More data isn't always better:

async function findOptimalDatasetSize(
  model: LLMModel,
  fullDataset: Document[]
): Promise<{
  optimalSize: number;
  qualityScore: number;
  performanceGain: number;
}> {
  const results: Array<{ size: number; performance: number }> = [];

  // Test different sizes
  for (let size = 100; size <= fullDataset.length; size += Math.floor(fullDataset.length / 20)) {
    const subset = fullDataset.slice(0, size);
    const trainedModel = await model.train(subset);
    const performance = await evaluateModel(trainedModel);

    results.push({ size, performance });
  }

  // Find inflection point (diminishing returns)
  let optimalSize = 100;
  let maxEfficiency = 0;

  for (let i = 1; i < results.length; i++) {
    const efficiency =
      (results[i].performance - results[i - 1].performance) /
      (results[i].size - results[i - 1].size);

    if (efficiency > maxEfficiency) {
      maxEfficiency = efficiency;
      optimalSize = results[i].size;
    }
  }

  return {
    optimalSize,
    qualityScore: 0.85,
    performanceGain: results[results.length - 1].performance - results[0].performance
  };
}

async function evaluateModel(model: LLMModel): Promise<number> {
  // Return evaluation score
  return 0.8;
}

Checklist

  • Measure data quality across all dimensions (accuracy, completeness, consistency, timeliness, validity)
  • Implement MinHash/LSH for scalable deduplication
  • Build data cleaning pipeline with multiple steps
  • Use LLM-as-judge for multi-dimensional quality scoring
  • Filter toxic and potentially harmful content
  • Remove PII before training
  • Version datasets with DVC
  • Implement data quality monitoring in CI/CD
  • Find optimal dataset size (diminishing returns)
  • Document data provenance and quality metrics

Conclusion

Data quality directly determines model quality.

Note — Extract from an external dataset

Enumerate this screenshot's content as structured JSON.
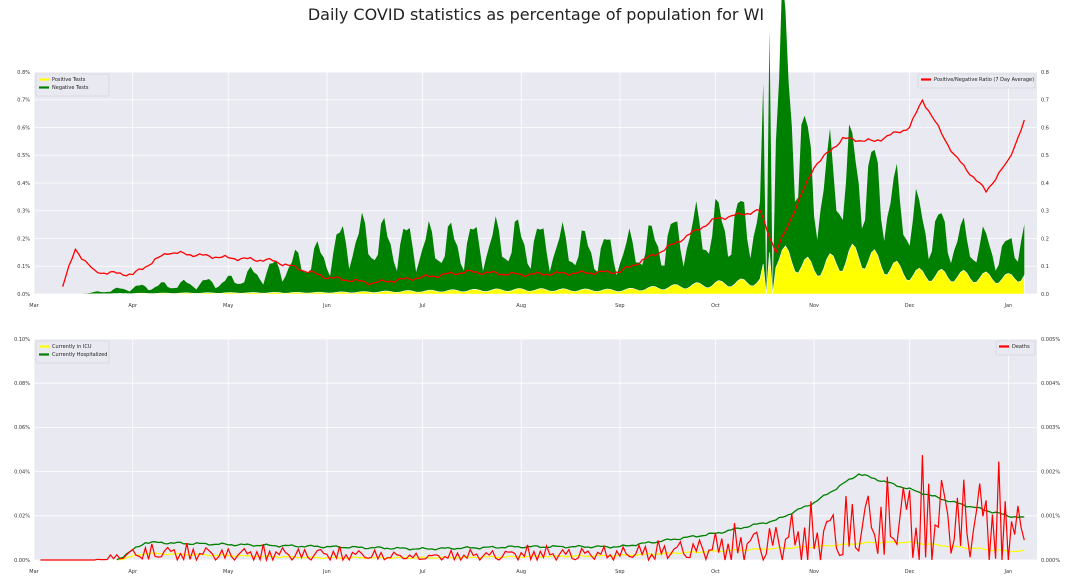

Deduplication with MinHash removes costly duplicates. LLM-as-judge provides multi-dimensional quality scores. Cleaning pipelines normalize format and content. Filtering removes toxic/biased content. PII removal ensures privacy. Data versioning tracks lineage. Together, these practices build high-quality training corpora. Invest in data quality infrastructure — it pays dividends across the entire machine learning pipeline.